The ThemedImageConverter is a MultiValueConverter. The converter does 2 things for images that are BitmapSource: blends the original image's halo with the background, and renders the image disabled if necessary.
There is also a ThemedImageSourceConverter : MultiValueConverter helper class in case you need to convert to an ImageSource.

Alin Constantin said...

That being said, I strongly recommend reconsidering why you'd want to implement your own themed buttons. Each time the shell will adjust its menu/toolbar styles, you'd have to change your code to match (best example is my code above - things that worked in VS2010 need to change in VS2012, and will likely change in future versions, too).
Instead, I advise using shell-owned toolbars and menus, by using IVsUIShell4.CreateToolbarTray() and letting the shell create the toolbar for you, and defining the toolbar buttons in the package's VSCT file.

Anonymous said...

Thanks Alin,

I am starting to come to the same conclusion as you and wanting to use VS toolbars instead to mitigate these UI differences.

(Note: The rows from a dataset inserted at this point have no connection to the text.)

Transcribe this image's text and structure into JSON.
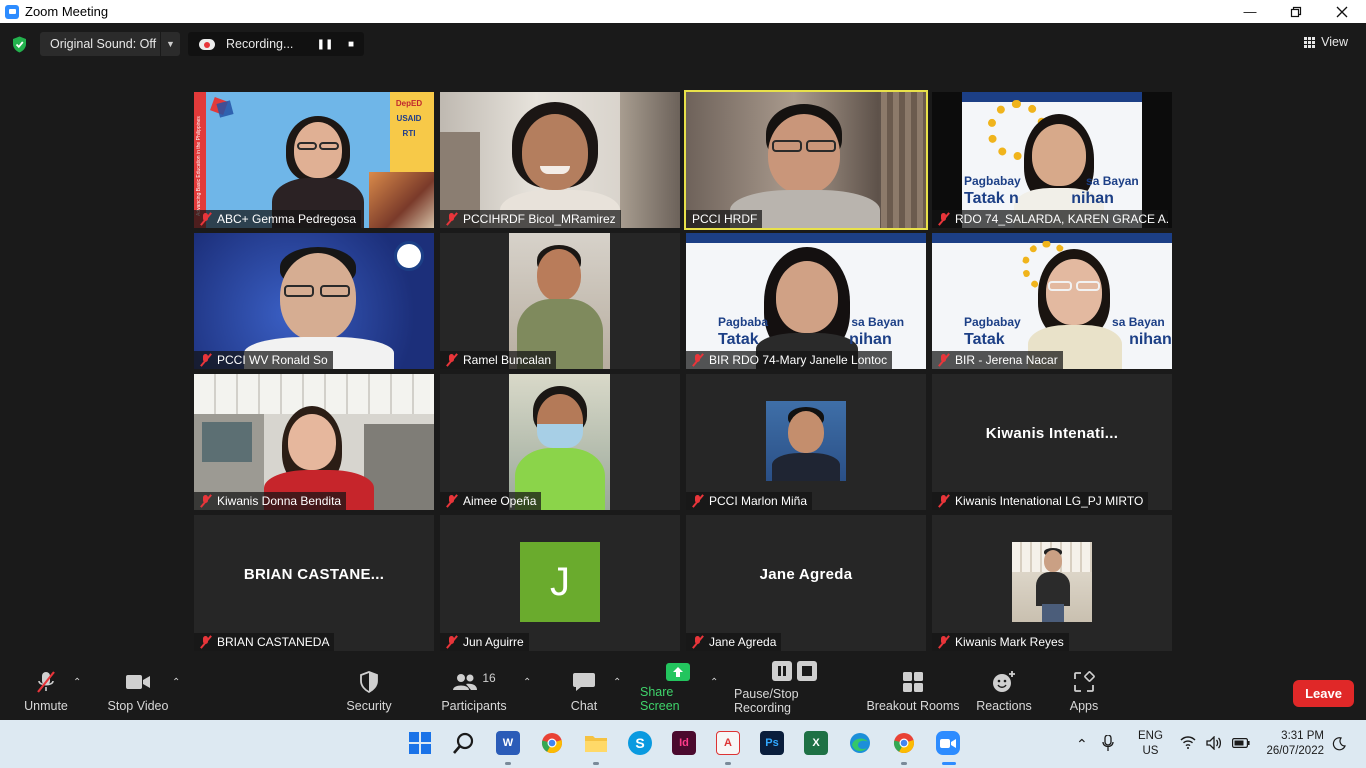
{
  "window": {
    "title": "Zoom Meeting",
    "controls": [
      "minimize-icon",
      "maximize-icon",
      "close-icon"
    ]
  },
  "topbar": {
    "original_sound": "Original Sound: Off",
    "recording": "Recording...",
    "view": "View"
  },
  "participants": [
    {
      "name": "ABC+ Gemma Pedregosa",
      "muted": true
    },
    {
      "name": "PCCIHRDF Bicol_MRamirez",
      "muted": true
    },
    {
      "name": "PCCI HRDF",
      "muted": false,
      "active_speaker": true
    },
    {
      "name": "RDO 74_SALARDA, KAREN GRACE A.",
      "muted": true,
      "background_text": [
        "Pagbabay",
        "sa Bayan",
        "Tatak n",
        "nihan"
      ]
    },
    {
      "name": "PCCI WV Ronald So",
      "muted": true
    },
    {
      "name": "Ramel Buncalan",
      "muted": true
    },
    {
      "name": "BIR RDO 74-Mary Janelle Lontoc",
      "muted": true,
      "background_text": [
        "Pagbaba",
        "sa Bayan",
        "Tatak",
        "nihan"
      ]
    },
    {
      "name": "BIR - Jerena Nacar",
      "muted": true,
      "background_text": [
        "Pagbabay",
        "sa Bayan",
        "Tatak",
        "nihan"
      ]
    },
    {
      "name": "Kiwanis Donna Bendita",
      "muted": true
    },
    {
      "name": "Aimee Opeña",
      "muted": true
    },
    {
      "name": "PCCI Marlon Miña",
      "muted": true
    },
    {
      "name": "Kiwanis Intenational LG_PJ MIRTO",
      "muted": true,
      "display": "Kiwanis  Intenati..."
    },
    {
      "name": "BRIAN CASTANEDA",
      "muted": true,
      "display": "BRIAN  CASTANE..."
    },
    {
      "name": "Jun Aguirre",
      "muted": true,
      "initial": "J"
    },
    {
      "name": "Jane Agreda",
      "muted": true,
      "display": "Jane Agreda"
    },
    {
      "name": "Kiwanis Mark Reyes",
      "muted": true
    }
  ],
  "tile0_logos": [
    "DepED",
    "USAID",
    "RTI",
    "Advancing Basic Education in the Philippines"
  ],
  "toolbar": {
    "unmute": "Unmute",
    "stop_video": "Stop Video",
    "security": "Security",
    "participants": "Participants",
    "participants_count": "16",
    "chat": "Chat",
    "share_screen": "Share Screen",
    "pause_stop_recording": "Pause/Stop Recording",
    "breakout_rooms": "Breakout Rooms",
    "reactions": "Reactions",
    "apps": "Apps",
    "leave": "Leave"
  },
  "taskbar": {
    "apps": [
      "start-icon",
      "search-icon",
      "word-icon",
      "chrome-icon",
      "file-explorer-icon",
      "skype-icon",
      "indesign-icon",
      "acrobat-icon",
      "photoshop-icon",
      "excel-icon",
      "edge-icon",
      "chrome-icon",
      "zoom-icon"
    ],
    "lang_top": "ENG",
    "lang_bottom": "US",
    "time": "3:31 PM",
    "date": "26/07/2022"
  },
  "colors": {
    "background": "#1a1a1a",
    "active_speaker_border": "#e8e14a",
    "muted_icon": "#e8353a",
    "share_green": "#23c55e",
    "leave_red": "#e02828",
    "taskbar": "#dde9f2",
    "avatar_green": "#6aab2d"
  }
}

My issue is that I am simply managing the conversion of our VS2010 codebase to VS2012. I am no XAML expert by any means, and that's why I am hesitant just knowing how to change our XAML to use the IVsUIShell4.CreateToolbarTray() method. It makes total sense to me.

We are an open source project for the community (http://vspat.codeplex.com), would you be keen to guide us into making that transition in the XAML?
Sorry, I dont have a google account, could you contact me directly through the project site?

Alin Constantin said...

Hi Jezz,

Here is how you'd add a shell-owned toolbar to your window:
- in the vsct file for your package, define a toolbar. This is identified by a command
- on your dialog, implement IOleCommandTarget interface and its QueryStatus/Exec methods to handle command enabling and execution for buttons in the toolbar
- in the dialog's initialization code, get the shell SVsUIShell service, query IVsUIShell4 interface and call CreateToolbarTray, passing in your command target implementation. The result is a toolbar tray host object
- On this IVsToolbarTrayHost call AddToolbar() passing in the command ui and id identifying the toolbar (as defined in vsct)
- On the toolbar host, call GetToolbarTray. It will return an IVsUIElement. On this, call GetUIObject, cast the result to IVsUIWpfElement, and call GetFrameworkElement. The result will be an object that can be cast to FrameworkElement
- Take the framework element and add it as a child to another element in your dialog, e.g. a Border placed where your current xmal toolbar is.

I hope this helps. Sorry I don't have tome to help more, I'm caught up really bad these days.